As she walked down the middle of the street, she glanced casually at the signs on each store as she passed. She suddenly stopped walking and stared at one in disbelief.

Right in front of her was a sign with her hourglass cutie mark on it, in full color. Her eyes scanned the text underneath. “Colgate’s Family Dentistry,” she read aloud. She decided that she had time for a quick detour and opened the door with her magic.

A bell over the door rang as the door opened past it. Immediately inside was a small but tastefully decorated waiting room. Behind a desk on one side of the room sat a light-blue crystal unicorn with a starry mane and straight-cut forelock. The receptionist was trying to rearrange several stacks of paper simultaneously and did not immediately look up, but she said in a cheerful voice, “Welcome to Colgate’s Family Dentistry. The doctor is not in yet, but she should be here in just a minute.”

As the crystal pony restacked the papers, Minuette caught a glimpse of the hourglass on her flank. Obviously, this must be Colgate. Strange, dentist offices were usually named after the dentist.

The receptionist set down the stacks and took a sip from a glass of water that sat on the desk. “I can sign you in now, and as soon as she gets here you can—" She looked up and stopped mid-sentence. “Colgate, you’re early.

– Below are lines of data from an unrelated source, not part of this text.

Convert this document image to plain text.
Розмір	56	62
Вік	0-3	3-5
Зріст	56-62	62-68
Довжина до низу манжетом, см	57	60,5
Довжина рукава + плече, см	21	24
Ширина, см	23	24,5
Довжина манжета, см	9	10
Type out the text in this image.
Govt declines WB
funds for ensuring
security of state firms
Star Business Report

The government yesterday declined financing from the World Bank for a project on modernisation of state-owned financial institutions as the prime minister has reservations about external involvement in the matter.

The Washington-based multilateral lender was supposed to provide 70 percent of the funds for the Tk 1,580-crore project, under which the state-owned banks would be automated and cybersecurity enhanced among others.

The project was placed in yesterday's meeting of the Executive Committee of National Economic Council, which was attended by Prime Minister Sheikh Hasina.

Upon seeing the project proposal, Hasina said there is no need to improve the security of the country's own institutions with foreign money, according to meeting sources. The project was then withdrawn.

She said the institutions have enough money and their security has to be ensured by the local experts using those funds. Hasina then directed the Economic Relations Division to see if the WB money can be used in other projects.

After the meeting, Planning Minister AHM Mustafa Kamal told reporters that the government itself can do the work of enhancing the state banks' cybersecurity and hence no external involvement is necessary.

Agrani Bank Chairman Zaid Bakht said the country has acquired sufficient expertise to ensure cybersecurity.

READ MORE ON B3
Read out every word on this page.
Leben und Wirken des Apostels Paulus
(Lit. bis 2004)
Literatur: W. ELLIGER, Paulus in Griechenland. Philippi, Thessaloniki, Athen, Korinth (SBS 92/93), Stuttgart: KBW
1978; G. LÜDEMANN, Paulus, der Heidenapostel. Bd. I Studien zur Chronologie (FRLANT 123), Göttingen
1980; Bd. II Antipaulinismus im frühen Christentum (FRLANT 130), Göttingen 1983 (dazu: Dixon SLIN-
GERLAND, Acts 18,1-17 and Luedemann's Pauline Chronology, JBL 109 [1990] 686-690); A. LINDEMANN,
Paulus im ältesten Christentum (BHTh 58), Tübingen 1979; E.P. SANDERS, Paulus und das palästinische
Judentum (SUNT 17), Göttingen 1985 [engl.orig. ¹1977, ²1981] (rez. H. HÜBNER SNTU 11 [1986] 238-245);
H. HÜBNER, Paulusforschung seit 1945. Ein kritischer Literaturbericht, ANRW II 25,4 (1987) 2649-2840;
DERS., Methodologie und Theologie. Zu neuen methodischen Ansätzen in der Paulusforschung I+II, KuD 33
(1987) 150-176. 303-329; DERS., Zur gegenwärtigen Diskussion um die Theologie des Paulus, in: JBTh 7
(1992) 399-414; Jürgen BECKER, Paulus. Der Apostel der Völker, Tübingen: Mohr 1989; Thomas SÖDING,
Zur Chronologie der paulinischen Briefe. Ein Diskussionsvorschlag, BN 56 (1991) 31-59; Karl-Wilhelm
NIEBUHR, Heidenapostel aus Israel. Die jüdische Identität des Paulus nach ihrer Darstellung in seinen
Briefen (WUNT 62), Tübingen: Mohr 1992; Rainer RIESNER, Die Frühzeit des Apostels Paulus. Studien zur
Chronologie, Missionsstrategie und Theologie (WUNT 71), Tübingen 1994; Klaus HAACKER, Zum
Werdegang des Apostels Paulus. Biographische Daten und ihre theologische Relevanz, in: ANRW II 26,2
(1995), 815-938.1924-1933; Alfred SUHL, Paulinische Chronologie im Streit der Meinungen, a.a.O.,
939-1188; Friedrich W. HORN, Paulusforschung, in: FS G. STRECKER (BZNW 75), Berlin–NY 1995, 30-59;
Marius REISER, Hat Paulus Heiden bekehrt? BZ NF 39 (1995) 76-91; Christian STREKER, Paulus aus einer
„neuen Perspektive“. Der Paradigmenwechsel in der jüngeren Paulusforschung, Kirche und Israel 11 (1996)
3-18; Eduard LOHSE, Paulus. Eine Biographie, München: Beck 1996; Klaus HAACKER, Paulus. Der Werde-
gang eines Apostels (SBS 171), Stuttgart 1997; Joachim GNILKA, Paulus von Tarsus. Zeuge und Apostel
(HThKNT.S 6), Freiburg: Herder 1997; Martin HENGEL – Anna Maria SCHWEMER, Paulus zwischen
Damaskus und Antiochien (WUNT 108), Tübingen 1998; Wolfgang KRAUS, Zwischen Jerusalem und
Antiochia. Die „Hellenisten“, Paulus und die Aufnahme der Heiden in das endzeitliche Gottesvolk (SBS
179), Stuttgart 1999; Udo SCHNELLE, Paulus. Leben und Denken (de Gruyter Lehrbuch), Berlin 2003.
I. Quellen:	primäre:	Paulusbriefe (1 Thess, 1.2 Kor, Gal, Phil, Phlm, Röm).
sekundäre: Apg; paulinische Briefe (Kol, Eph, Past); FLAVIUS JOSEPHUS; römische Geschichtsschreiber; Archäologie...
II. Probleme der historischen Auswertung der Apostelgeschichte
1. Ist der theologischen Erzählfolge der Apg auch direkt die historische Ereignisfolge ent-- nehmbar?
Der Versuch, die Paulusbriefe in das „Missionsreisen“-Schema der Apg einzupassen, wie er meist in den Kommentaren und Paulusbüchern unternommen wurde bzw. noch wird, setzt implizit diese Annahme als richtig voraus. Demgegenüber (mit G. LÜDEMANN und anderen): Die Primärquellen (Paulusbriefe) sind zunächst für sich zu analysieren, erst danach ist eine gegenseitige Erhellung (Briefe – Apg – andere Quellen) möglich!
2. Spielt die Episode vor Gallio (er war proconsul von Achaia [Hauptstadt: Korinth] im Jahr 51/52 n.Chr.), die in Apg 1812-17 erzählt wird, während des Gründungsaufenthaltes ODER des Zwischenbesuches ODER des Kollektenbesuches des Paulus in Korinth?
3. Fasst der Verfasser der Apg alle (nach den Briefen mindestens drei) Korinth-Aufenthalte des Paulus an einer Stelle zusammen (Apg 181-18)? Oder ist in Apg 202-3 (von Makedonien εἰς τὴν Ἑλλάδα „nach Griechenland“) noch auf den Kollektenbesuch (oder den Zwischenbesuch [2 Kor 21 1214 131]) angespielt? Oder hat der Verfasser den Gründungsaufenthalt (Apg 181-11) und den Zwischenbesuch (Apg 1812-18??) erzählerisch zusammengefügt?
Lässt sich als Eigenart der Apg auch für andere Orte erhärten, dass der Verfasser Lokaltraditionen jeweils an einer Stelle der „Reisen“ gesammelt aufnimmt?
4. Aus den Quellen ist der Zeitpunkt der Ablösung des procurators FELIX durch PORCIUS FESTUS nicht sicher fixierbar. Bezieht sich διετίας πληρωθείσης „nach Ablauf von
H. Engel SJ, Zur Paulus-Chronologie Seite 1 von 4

You’re never early.”

Now it was Minuette’s turn to be confused. “I’m not Colgate, I’m Minuette. I thought you were Colgate.”

The receptionist scowled. “Colgate, I’m really not in the mood for your silliness. I had to stay late last night to work on the paperwork and still had to come early this morning to get it done.”

Minuette glanced down at the desk and saw that the receptionist’s nameplate said “Minuet.”

“I’m afraid you have me mixed up with somepony else,” she said apologetically. “My name is Minuette, and I’m pretty sure we have never met.”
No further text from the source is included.